From: Martin Duerst (duerst@w3.org)
Date: Thu Mar 13 2003 - 15:52:51 CST
At 11:45 03/03/10 -0500, Bruce Lilly wrote:
>Martin Duerst wrote:
>>Up to here, we still are working with the repertoire of characters
>>in ASCII. To get to the Unicode plane 14 tag codes, we just map the
>>ASCII codes to some other codes, for our specific protocol.
>
>That mapping and subsequent encoding is the problem, because
>it makes the language tag inaccessible.
Inaccessible in what sense? Can you be more specific?

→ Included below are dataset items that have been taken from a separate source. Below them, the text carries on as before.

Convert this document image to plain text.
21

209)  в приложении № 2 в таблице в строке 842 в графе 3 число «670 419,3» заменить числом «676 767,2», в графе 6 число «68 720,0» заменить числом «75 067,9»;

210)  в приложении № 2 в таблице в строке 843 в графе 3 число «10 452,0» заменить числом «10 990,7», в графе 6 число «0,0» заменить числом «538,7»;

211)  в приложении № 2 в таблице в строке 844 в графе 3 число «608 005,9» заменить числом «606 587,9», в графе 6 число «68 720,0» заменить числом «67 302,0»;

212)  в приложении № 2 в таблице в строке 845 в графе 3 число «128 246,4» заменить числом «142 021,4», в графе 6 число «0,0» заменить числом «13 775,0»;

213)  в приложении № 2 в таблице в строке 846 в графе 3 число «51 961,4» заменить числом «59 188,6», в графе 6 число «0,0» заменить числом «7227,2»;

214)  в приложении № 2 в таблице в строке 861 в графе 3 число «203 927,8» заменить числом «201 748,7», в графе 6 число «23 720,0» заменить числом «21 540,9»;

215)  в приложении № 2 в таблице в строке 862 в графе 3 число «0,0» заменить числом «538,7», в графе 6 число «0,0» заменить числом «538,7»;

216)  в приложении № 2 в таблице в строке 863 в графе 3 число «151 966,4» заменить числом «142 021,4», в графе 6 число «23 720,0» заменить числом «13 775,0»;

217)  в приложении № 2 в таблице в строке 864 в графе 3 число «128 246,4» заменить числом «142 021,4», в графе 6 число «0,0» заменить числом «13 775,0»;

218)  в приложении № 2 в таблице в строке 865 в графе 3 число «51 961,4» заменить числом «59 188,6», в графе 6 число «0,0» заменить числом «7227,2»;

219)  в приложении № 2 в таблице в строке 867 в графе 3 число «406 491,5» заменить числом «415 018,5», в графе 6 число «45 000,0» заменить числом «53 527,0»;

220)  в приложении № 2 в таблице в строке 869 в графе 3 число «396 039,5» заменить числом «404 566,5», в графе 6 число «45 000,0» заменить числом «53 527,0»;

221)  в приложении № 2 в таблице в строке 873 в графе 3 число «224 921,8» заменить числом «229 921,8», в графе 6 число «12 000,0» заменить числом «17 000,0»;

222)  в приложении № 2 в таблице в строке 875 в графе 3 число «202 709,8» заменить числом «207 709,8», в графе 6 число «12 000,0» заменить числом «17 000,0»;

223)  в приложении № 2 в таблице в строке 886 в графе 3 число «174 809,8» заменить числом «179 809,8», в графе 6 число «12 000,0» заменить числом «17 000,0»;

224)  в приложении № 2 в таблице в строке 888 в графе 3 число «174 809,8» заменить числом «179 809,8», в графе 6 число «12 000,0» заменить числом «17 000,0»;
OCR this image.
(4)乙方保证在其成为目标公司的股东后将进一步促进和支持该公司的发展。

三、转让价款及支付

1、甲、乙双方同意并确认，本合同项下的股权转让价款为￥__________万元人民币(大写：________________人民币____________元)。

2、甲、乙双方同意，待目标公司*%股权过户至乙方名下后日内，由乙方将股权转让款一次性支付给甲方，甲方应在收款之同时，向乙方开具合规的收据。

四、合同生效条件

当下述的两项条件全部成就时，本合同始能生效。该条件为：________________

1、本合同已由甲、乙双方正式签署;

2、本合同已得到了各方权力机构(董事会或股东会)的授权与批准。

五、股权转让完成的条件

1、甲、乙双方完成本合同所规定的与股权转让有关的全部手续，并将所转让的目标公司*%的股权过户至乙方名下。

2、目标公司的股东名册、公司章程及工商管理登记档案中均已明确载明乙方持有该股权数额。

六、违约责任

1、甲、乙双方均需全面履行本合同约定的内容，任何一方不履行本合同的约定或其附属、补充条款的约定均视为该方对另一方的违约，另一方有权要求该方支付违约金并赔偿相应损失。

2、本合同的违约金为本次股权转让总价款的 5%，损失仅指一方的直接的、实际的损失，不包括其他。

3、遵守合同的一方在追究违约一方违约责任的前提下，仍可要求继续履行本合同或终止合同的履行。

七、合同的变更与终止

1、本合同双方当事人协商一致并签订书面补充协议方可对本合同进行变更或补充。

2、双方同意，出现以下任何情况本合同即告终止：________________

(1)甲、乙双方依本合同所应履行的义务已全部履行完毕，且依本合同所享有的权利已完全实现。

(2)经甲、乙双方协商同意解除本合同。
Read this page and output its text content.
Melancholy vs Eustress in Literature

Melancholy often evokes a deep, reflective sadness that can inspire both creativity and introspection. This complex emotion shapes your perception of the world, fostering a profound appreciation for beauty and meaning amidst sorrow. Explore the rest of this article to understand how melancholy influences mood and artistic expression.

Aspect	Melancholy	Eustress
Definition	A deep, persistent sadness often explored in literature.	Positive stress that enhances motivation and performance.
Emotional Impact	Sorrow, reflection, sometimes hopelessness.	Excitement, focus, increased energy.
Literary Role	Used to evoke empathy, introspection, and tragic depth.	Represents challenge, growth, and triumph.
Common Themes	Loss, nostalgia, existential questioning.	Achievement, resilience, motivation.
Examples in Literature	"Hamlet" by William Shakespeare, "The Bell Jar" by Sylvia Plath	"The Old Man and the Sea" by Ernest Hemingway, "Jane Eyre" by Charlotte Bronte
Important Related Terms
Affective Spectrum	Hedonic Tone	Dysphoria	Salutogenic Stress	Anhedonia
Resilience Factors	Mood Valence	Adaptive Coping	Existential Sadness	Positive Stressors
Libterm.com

How important is it, for what kinds of processing, that
the language codes are in ASCII? And why?
> > This is
>>done all too often. RFC 2047, with base64 and qp, is a typical example.
>
>RFC 2047 does not encode the language-tag (or charset-tag, or
>encoding-tag, or delimiters), only the text string under
>consideration.
Well, 2047 doesn't encode a language tag, that's RFC 2231.
The charset-tag is indeed not encoded. The encoding tag is
encoded, 'base64' becomes 'B' and 'quoted-printable' becomes 'Q'.

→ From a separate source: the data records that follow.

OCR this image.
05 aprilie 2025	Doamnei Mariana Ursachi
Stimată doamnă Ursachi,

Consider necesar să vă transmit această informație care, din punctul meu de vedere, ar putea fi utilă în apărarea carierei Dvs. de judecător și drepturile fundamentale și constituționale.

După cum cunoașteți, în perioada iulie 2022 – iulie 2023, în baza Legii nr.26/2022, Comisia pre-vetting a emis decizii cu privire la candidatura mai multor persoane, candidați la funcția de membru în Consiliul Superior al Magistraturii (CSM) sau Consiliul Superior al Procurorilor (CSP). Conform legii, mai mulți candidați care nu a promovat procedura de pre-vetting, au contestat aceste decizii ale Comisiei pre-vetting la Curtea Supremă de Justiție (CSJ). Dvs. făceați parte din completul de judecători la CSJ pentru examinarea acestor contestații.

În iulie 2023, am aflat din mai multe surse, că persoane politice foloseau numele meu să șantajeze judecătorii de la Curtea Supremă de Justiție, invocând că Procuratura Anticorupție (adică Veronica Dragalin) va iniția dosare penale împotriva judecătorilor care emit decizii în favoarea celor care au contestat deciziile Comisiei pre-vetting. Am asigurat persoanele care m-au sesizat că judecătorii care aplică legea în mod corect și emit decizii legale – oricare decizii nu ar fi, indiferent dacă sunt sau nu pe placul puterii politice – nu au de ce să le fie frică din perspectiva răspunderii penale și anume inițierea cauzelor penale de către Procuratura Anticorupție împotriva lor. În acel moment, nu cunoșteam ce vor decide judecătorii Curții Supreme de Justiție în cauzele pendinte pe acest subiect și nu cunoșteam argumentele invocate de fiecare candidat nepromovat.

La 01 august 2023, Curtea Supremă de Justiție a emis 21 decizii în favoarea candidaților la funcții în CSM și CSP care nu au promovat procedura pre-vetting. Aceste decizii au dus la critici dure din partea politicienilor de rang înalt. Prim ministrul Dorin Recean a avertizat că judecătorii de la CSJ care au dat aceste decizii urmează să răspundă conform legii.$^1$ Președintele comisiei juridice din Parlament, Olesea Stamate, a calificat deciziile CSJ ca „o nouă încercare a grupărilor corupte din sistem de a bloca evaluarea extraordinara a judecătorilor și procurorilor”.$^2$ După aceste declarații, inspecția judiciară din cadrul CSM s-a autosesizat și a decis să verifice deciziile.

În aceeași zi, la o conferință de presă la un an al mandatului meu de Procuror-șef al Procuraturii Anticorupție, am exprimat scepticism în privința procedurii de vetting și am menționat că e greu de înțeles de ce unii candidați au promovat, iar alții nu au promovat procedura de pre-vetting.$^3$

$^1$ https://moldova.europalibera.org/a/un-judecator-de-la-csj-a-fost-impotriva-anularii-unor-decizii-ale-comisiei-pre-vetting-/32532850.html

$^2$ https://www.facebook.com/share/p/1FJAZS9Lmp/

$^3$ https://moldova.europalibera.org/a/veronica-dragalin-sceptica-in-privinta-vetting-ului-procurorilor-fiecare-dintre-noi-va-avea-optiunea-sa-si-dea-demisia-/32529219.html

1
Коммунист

The delimiters stand by themselves, the question of 'encoding'
is pretty much irrelevant for them.
Now I would argue that what really counts for most kinds of
processing is the actual text. Obscuring the actual text
while keeping language, charset,... visible seems to be
very much backwards.
>>Not that I like the Unicode plane 14 tag codes, but then I don't
>>like RFC 2047 either.
>
>The issue is that the plane 14 encoding obscures the language
>tag, whereas RFC 2047 does not. One should rarely see the wire
>format in either case, it should be handled by the implementation.

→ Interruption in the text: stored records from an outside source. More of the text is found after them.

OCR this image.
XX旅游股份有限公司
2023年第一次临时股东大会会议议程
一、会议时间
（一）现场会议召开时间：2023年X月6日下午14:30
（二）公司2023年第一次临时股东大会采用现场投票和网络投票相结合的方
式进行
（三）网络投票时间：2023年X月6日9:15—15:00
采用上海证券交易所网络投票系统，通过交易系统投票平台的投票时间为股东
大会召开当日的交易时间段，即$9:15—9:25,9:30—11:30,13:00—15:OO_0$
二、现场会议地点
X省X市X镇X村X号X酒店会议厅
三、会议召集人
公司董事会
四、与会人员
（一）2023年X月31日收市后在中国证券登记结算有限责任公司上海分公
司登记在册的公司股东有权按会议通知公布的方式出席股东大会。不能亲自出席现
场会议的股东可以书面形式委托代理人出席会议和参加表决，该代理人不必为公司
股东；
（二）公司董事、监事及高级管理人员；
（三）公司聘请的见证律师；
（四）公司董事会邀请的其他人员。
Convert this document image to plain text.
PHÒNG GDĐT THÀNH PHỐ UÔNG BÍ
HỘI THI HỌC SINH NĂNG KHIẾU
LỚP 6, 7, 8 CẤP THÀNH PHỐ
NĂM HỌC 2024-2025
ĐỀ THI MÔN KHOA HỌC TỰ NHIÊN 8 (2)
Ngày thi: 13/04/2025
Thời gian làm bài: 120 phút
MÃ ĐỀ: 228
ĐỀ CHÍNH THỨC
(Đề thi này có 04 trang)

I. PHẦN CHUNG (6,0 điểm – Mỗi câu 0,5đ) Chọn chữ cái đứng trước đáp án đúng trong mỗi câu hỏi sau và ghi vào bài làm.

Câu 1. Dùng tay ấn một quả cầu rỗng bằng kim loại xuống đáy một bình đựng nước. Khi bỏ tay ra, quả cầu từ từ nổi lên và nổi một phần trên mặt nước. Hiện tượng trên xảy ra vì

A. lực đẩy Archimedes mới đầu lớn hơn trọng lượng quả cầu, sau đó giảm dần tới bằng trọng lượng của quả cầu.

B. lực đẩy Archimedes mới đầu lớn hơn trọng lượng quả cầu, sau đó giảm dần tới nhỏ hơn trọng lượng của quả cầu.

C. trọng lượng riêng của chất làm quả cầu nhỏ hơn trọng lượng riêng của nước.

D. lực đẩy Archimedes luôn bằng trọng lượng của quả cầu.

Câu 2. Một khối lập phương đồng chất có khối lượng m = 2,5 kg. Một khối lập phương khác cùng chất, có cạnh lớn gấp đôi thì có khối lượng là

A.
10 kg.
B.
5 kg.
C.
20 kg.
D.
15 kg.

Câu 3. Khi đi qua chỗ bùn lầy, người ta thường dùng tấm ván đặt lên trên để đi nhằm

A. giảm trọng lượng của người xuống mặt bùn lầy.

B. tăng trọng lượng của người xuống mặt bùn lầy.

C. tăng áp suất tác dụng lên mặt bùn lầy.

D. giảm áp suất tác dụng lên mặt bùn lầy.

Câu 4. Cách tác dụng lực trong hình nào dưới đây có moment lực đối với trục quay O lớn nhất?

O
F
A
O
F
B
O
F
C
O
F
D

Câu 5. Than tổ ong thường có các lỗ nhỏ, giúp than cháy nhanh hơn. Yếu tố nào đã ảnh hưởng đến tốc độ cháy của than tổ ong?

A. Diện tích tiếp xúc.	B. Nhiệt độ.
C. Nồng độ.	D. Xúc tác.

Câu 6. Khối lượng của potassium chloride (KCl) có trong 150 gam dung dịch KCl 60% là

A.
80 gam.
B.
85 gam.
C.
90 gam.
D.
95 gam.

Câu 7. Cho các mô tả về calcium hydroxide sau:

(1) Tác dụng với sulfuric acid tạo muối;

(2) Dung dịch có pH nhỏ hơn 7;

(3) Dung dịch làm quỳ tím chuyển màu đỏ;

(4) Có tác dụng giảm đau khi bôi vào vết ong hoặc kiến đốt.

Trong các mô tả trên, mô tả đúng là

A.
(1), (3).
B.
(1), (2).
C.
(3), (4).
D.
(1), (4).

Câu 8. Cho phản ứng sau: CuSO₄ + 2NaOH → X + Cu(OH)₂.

>And that raises another point, viz. that RFC 2047 is widely
>implemented for text messages, whereas the plane 14 tags are not.
The language tags that have been added to RFC 2047 syntax by
an additional RFC aren't really widely implemented. I'd be glad
to learn about implementations, I don't know a single one.
>>Do we want to somehow tag it on the side
>>to make the difference? Do you think you'll get the users to
>>understand what's going on?
>
>It can't hurt, and can only help.
Do you think that <en>rec.chat</en> and <fr>rec.chat</fr>
should be two different newsgroups, or that only one of
them should be allowed?
>I think it's best to deal with
>it in the descriptive text and leave the protocol element alone.
That sounds like a reasonable idea.
Regards, Martin.